Intervention de Bertrand Sorre

Séance en hémicycle du jeudi 8 mars 2018 à 15h00
Gratuité des transports scolaires — Discussion générale

Photo issue du site de l'Assemblée nationale ou de WikipediaBertrand Sorre :

Monsieur le président, madame la secrétaire d'État, mes chers collègues, je tiens tout d'abord à saluer le travail du rapporteur, notre collègue Alain Bruneel, qui pose une vraie question sur l'égalité des chances de nos enfants. En effet, l'accès à l'école est au coeur des ambitions de ce gouvernement, et nous souhaitons favoriser l'égalité des chances de tous, de la maternelle à l'université en passant par les formations professionnelles. La proposition de loi soumise à notre examen, qui vise à assurer la gratuité des transports scolaires pour tous les enfants inscrits dans les établissements est certes une belle idée. Toutefois, à ce jour, elle se révèle irréalisable, pour divers motifs.

J'entends bien, monsieur le rapporteur, votre argumentation : dans le prolongement d'une école gratuite, il faut des moyens de transport gratuits pour tous les enfants. Vous soulignez que cette mesure tendrait à supprimer toutes les difficultés d'accès à l'école, qui sont très souvent liées au revenu des parents, le coût des transports pour les familles les plus défavorisées étant trop lourd.

Cependant, et c'est le premier motif de rejet de cette proposition, inscrire une telle disposition dans la loi se heurterait au principe de la libre administration des collectivités, principe constitutionnel fort auquel les élus territoriaux sont profondément attachés. De surcroît, la loi NOTRe a transféré la compétence des transports scolaires des départements aux régions nouvellement constituées. Ces dernières, en phase de structuration, ne possèdent pas nécessairement la capacité financière de mettre en place une telle disposition. Elles doivent prendre le temps d'organiser leur service de transports selon l'étendue et les caractéristiques propres à leur territoire. La mobilité est en effet un élément essentiel de cohésion de leur nouveau périmètre géographique.

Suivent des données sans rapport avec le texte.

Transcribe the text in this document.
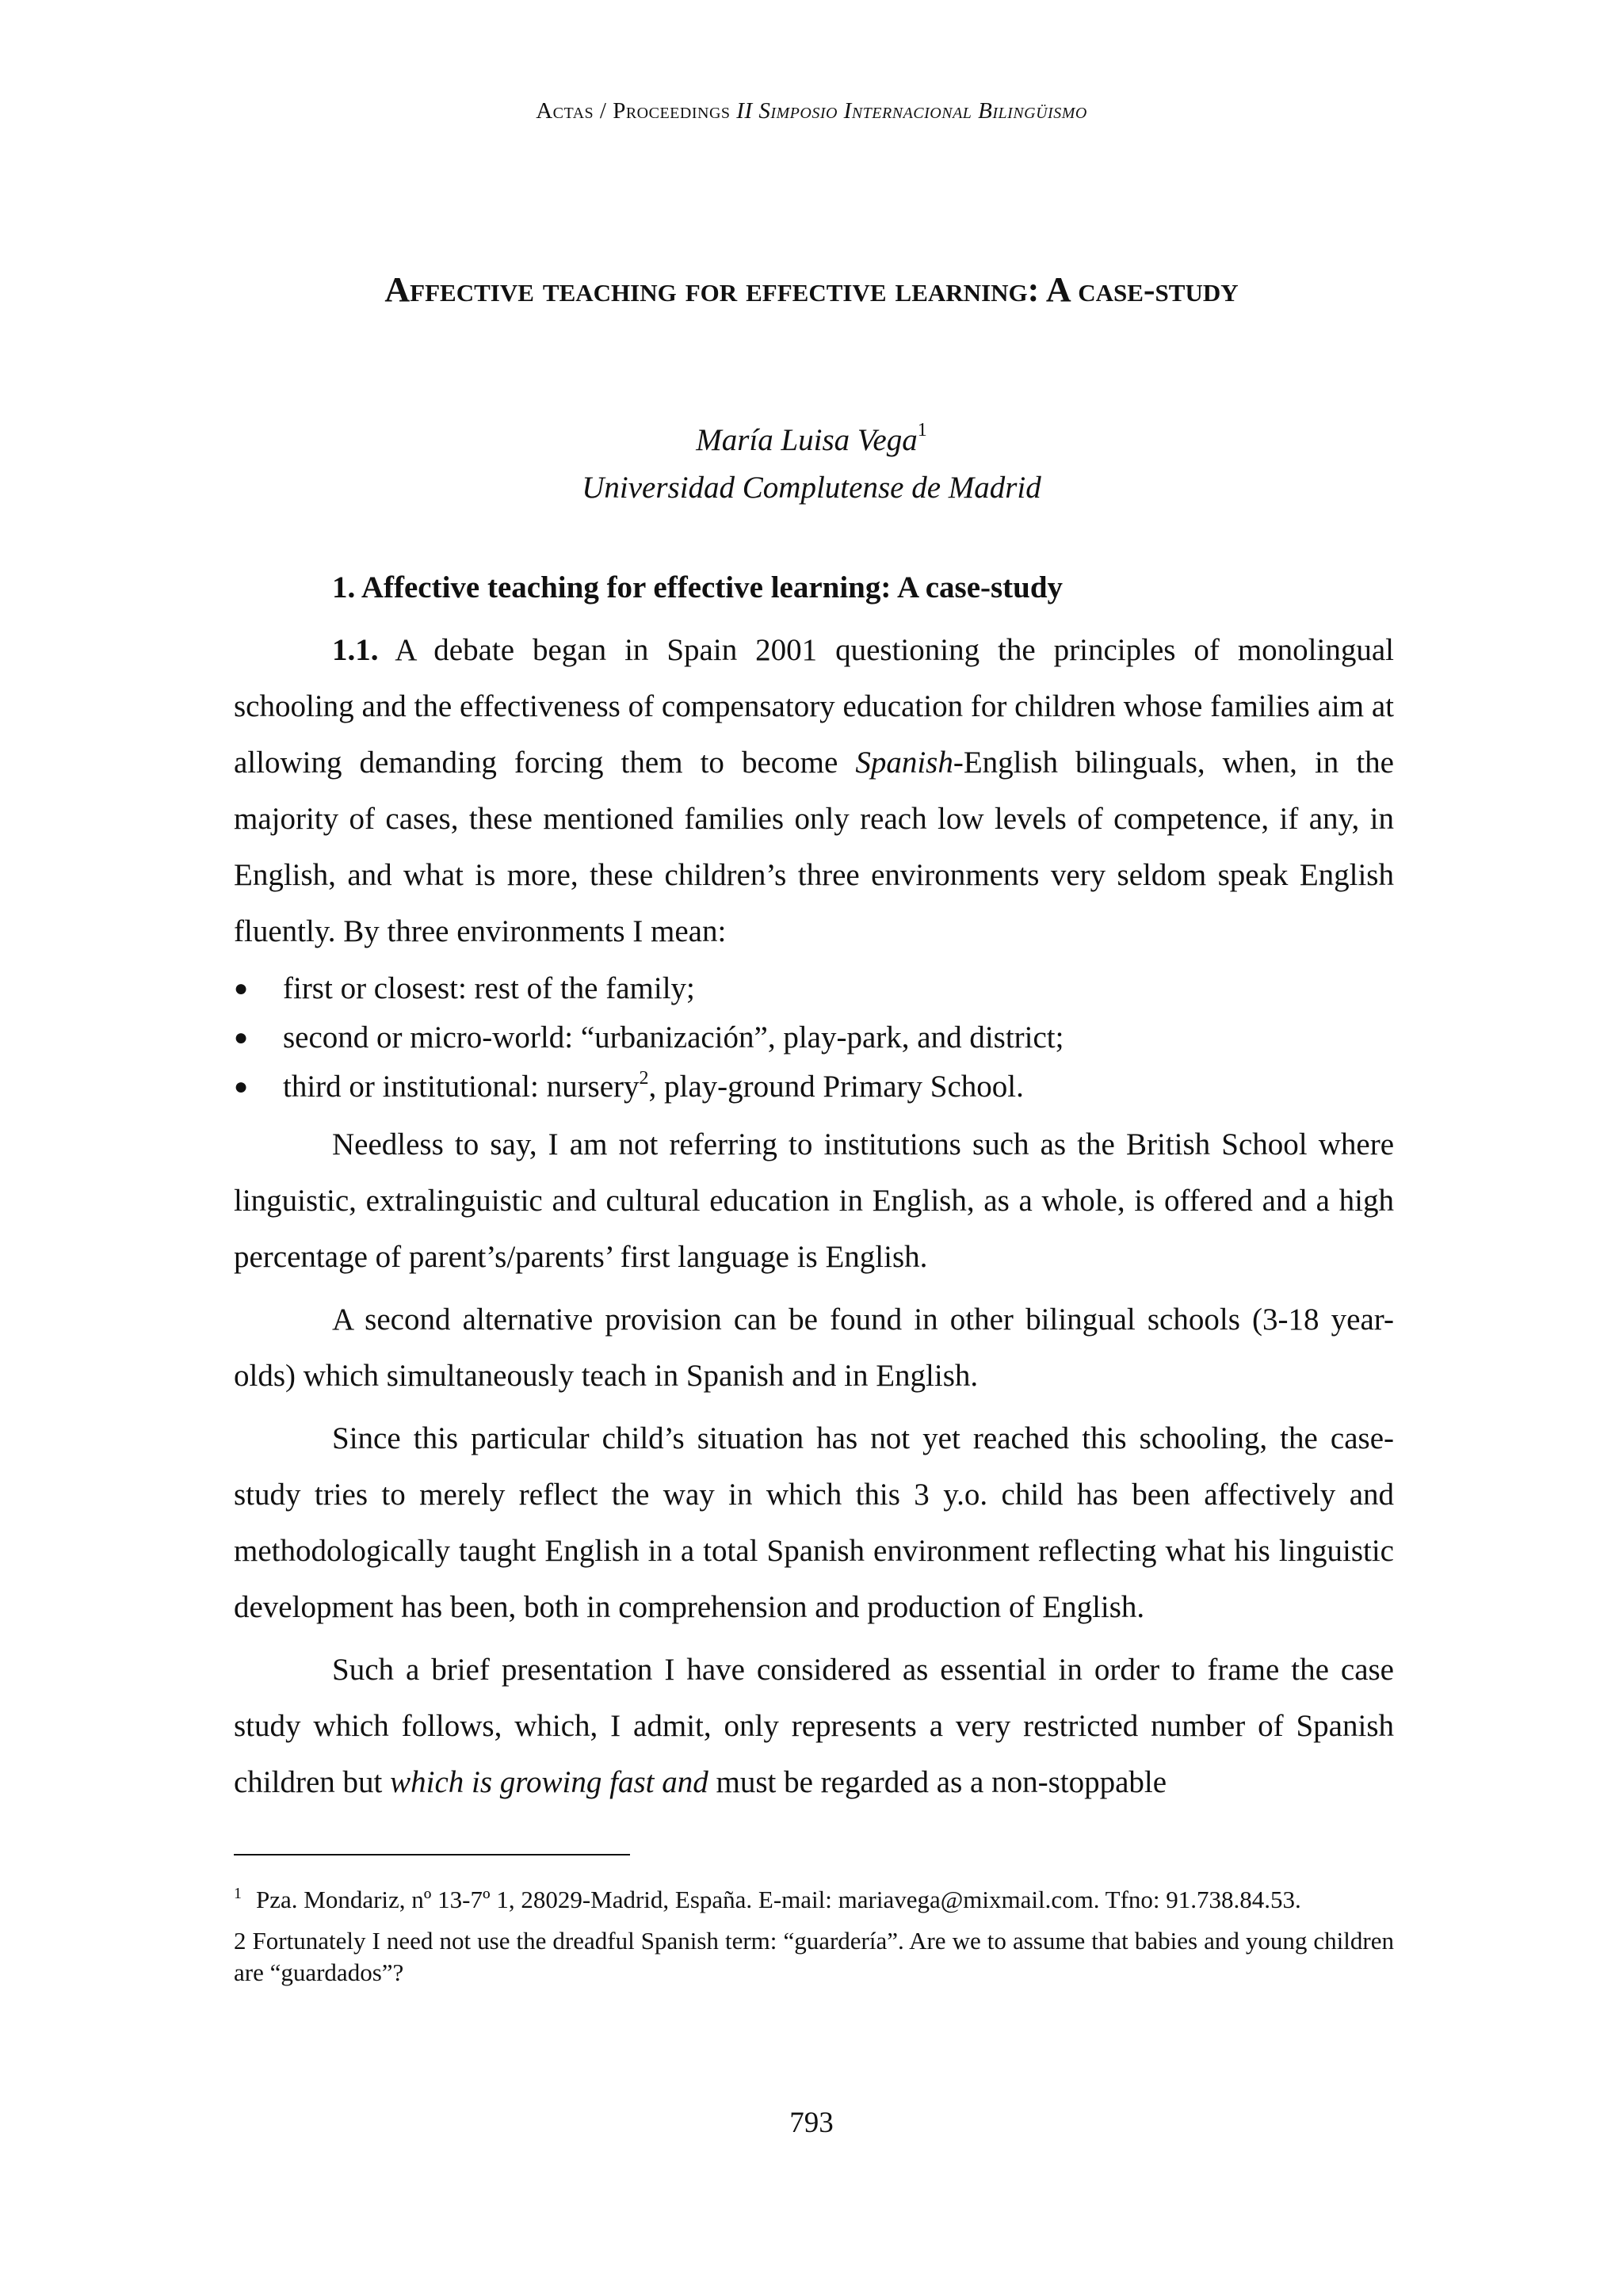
Actas / Proceedings II Simposio Internacional Bilingüismo
Affective teaching for effective learning: A case-study
María Luisa Vega$^1$
Universidad Complutense de Madrid
1. Affective teaching for effective learning: A case-study

1.1. A debate began in Spain 2001 questioning the principles of monolingual schooling and the effectiveness of compensatory education for children whose families aim at allowing demanding forcing them to become Spanish-English bilinguals, when, in the majority of cases, these mentioned families only reach low levels of competence, if any, in English, and what is more, these children’s three environments very seldom speak English fluently. By three environments I mean:

● first or closest: rest of the family;
● second or micro-world: “urbanización”, play-park, and district;
● third or institutional: nursery$^2$, play-ground Primary School.

Needless to say, I am not referring to institutions such as the British School where linguistic, extralinguistic and cultural education in English, as a whole, is offered and a high percentage of parent’s/parents’ first language is English.

A second alternative provision can be found in other bilingual schools (3-18 year-olds) which simultaneously teach in Spanish and in English.

Since this particular child’s situation has not yet reached this schooling, the case-study tries to merely reflect the way in which this 3 y.o. child has been affectively and methodologically taught English in a total Spanish environment reflecting what his linguistic development has been, both in comprehension and production of English.

Such a brief presentation I have considered as essential in order to frame the case study which follows, which, I admit, only represents a very restricted number of Spanish children but which is growing fast and must be regarded as a non-stoppable

$^1$ Pza. Mondariz, nº 13-7º 1, 28029-Madrid, España. E-mail: mariavega@mixmail.com. Tfno: 91.738.84.53.

2 Fortunately I need not use the dreadful Spanish term: “guardería”. Are we to assume that babies and young children are “guardados”?

793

Ce texte prévoit également que, même si le service de transport est délégué à une autorité organisatrice de second rang, cette compétence resterait gratuite. Dans les deux cas de figure, nous nous heurtons à un problème de financement qui aura pour conséquence une hausse des charges pour les collectivités ; in fine, l'instauration d'une telle gratuité pénaliserait le concitoyen.

Certes, des collectivités ont mis en place la gratuité mais, à ma connaissance, les expérimentations conduites l'ont été à l'échelle des départements, non des régions. D'ailleurs, si des départements ont pu mettre en place cette mesure, cela démontre aussi qu'il n'est pas nécessaire de légiférer. Si les régions souhaitent pérenniser ce dispositif de gratuité, elles en ont déjà la possibilité. En résumé, les laisser libres de définir leur politique de transports, en lien avec les spécificités de leur territoire, c'est aller dans le sens souhaité de la décentralisation et de la libre administration.

Le deuxième motif de rejet de cette proposition tient aux conséquences qu'aurait la gratuité des transports scolaires sur les entreprises, mais aussi, à nouveau, sur les collectivités. En effet, je rappelle que l'ensemble des entreprises publiques ou privées employant au moins onze salariés sont soumises à la taxe dite « versement transport », l'une des sources de financement pouvant être votée par les autorités organisatrices de la mobilité. La gratuité des transports nécessiterait vraisemblablement l'augmentation de cette taxe. Attention, donc, à ne pas accroître lourdement les charges fiscales des entreprises, mais aussi les budgets des collectivités et des services publics, par ce versement transport. Les communes, ainsi que, par exemple, les EHPAD – les établissements d'hébergement pour personnes âgées dépendantes – , seraient concernés, alors qu'ils connaissent déjà des contraintes budgétaires très fortes.